Wealth Management 101: What is a Financial Advisor?


Hiring a financial advisor can be the beginning of a great financial future. Advisors are well versed in the best financial practices and planning and meeting financial goals. Whether you’re managing wealth, a large portfolio, or simply saving for a large purchase or retirement, a financial advisor can make the process much more focused and less stressful. Keep reading to learn more about the function of financial advisors and how they can benefit you.

Robotic or Human?

With financial advisors, you generally have two choices: a robo-advisor or a human one. The robo-advisor has its drawbacks, besides the obvious fact that you can’t exactly have a conversation with it. However, robo-advisors can be cost-effective alternatives to the traditional advisor.

A robo-advisor is just a digital service that helps manage your portfolio according to the goals you define. Some firms even offer hybrid packages, so you’ll be able to discuss finances with a human when the need arises.

Certified Financial Planners

One variation of the “financial advisor” category is a certified financial planner. These individuals will provide sound advice on how to better manage finances, curb spending, and increase profits. These are educated professionals that are required to complete a certain level of training before becoming certified.

Wealth Managers

These individuals usually work with clients that have a very high net worth, assisting them with managing their fortunes and making good financial choices. Normally, wealth managers will be very picky about the clients they serve, as their payment is linked to a percentage of the wealth they’re managing.

Brokers

Brokers act as a sort of middle-man for clients and financial products. Your broker will purchase financial products on your behalf, and charge a fee to do so. Stockbrokers, insurance brokers, and more are included in this group. Brokers are generally good for those managing large portfolios or just getting started with investing.
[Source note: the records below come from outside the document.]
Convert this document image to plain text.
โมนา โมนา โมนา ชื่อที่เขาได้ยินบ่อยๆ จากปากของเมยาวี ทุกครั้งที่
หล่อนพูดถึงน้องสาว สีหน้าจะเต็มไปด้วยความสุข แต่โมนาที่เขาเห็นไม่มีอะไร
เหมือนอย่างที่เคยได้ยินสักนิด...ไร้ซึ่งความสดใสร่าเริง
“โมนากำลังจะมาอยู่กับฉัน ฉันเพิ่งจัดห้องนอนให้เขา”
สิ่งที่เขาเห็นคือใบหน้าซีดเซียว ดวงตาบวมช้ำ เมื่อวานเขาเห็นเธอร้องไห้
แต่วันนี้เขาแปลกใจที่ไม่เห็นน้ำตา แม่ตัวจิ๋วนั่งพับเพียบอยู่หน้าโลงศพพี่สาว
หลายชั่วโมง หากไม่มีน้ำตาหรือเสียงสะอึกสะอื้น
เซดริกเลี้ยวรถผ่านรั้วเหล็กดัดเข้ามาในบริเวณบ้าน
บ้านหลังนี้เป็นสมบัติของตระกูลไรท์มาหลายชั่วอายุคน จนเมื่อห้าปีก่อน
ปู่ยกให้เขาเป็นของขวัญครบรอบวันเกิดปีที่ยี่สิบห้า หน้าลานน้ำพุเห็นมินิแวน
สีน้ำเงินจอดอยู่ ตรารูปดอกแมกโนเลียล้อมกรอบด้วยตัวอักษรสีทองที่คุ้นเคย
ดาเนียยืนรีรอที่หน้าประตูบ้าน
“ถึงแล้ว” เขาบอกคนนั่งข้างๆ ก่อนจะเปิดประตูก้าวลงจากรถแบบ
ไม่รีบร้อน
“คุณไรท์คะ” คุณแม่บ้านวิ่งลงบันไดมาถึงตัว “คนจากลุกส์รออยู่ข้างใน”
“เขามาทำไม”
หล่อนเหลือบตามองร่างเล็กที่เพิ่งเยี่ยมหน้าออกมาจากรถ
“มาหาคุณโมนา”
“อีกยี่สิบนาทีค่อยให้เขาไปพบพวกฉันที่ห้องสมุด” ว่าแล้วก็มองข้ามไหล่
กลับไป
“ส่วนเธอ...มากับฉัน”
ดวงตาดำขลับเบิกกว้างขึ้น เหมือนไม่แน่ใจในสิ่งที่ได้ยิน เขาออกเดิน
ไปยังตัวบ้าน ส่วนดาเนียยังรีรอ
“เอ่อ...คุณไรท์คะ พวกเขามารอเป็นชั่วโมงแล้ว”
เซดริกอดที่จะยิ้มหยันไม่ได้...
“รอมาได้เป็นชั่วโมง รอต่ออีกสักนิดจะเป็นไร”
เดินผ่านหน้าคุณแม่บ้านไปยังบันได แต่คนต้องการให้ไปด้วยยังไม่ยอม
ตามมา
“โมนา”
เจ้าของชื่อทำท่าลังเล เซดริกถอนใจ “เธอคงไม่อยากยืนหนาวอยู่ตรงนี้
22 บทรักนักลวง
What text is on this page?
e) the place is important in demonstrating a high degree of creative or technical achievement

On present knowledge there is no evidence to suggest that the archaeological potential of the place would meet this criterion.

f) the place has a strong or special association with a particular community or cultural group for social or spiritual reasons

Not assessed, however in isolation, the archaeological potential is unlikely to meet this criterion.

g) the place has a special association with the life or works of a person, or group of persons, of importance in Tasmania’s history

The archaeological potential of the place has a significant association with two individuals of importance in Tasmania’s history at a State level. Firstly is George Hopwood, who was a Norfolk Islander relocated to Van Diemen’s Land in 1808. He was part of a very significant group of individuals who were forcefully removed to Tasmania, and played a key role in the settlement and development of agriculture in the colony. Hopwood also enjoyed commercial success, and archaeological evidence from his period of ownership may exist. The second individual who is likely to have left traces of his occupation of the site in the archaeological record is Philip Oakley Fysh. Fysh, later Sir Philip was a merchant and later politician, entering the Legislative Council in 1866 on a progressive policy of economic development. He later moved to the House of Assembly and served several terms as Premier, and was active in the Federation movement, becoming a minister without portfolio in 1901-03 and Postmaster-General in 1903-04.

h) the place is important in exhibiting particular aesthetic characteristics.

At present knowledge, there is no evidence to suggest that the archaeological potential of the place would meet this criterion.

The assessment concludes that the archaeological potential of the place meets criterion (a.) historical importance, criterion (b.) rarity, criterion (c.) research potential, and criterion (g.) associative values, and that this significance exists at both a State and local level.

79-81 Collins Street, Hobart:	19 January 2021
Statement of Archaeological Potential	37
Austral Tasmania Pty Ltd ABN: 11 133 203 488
Which One Is Right for Me?

Choosing the right financial advisor depends entirely on what you need for your financial situation. A large stock portfolio will likely require different services than, let’s say, a goal to save x amount of money for retirement.

This part of the process is where it’s important to choose between a robo-advisor and a human one. With a complex financial situation or goal, you’ll likely want a human to speak with. Ironing out details and goals is significantly more effective when you can converse with another person.

Fee Structures

Fees will differ across different firms and individual advisors. Usually, a robo-advisor is the cheapest route, incurring a cost of somewhere between 0.25% and 0.50% of the assets under management. This is more cost-effective than their human counterparts, though again, you cannot interact with or discuss goals with a robo-advisor.

Human advisors may charge on an hourly, retainer, flat fee, or percentage basis, or any combination thereof; it simply depends on the advisor. Be sure you discuss the price with your advisor before agreeing to their services to avoid any unforeseen costs ahead of time.

Some advisors won’t touch accounts with a net worth of less than $100,000 or more, so you’ll want to be sure the advisor you want to work with is willing to manage your account. Go here to compare the best financial advisors in Los Angeles.

Ask These Questions First

Before deciding on a financial advisor, you’ll want to ask your prospects a few questions to be sure they’re the right fit for you.

What Will My Overall Costs Be?

Not only are you being charged for the advisor’s services, but there are fees and other payments associated with any kind of investment. You’ll want to be sure to calculate these before pursuing any financial plan so you can get a good estimate of what the entire cost will be.

What’s Your Availability?

This is a vital question, as you’ll need to know when you can get ahold of your advisor should any questions or concerns arise. Playing phone or email tag for days can quickly become frustrating, so be sure you know when your advisor is available for contact or meetings.

What Are Your Qualifications?

You obviously don’t want just anyone handling your money, or managing very large funds or investments. Asking for your advisor’s qualifications ensures that you’re getting the best service possible from a highly-qualified individual. You can also inquire about some of their former or current clients to get a better idea of how the advisor performs.

Don’t Be Afraid to Make Frequent Follow-ups

Letting a financial advisor handle your finances doesn’t mean you hand over the reins and let them take over. The relationship should be more akin to a partnership, with information shared easily and confidentially, as well as updates on how your investments are performing.

If your advisor does not take the time to return your calls or emails or set up meetings every few months to discuss your portfolio’s performance, it may be a good idea to look elsewhere for an advisor. You don’t want your money managed by someone who doesn’t communicate.

Conclusion

Remember that advisors come in different varieties (not all of which are human). Choosing the best advisor for your particular financial situation involves many factors, including an understanding of what you actually need out of an advisor, and how much the advisor will cost in the long run. Choose wisely and always ask for the advisor’s credentials.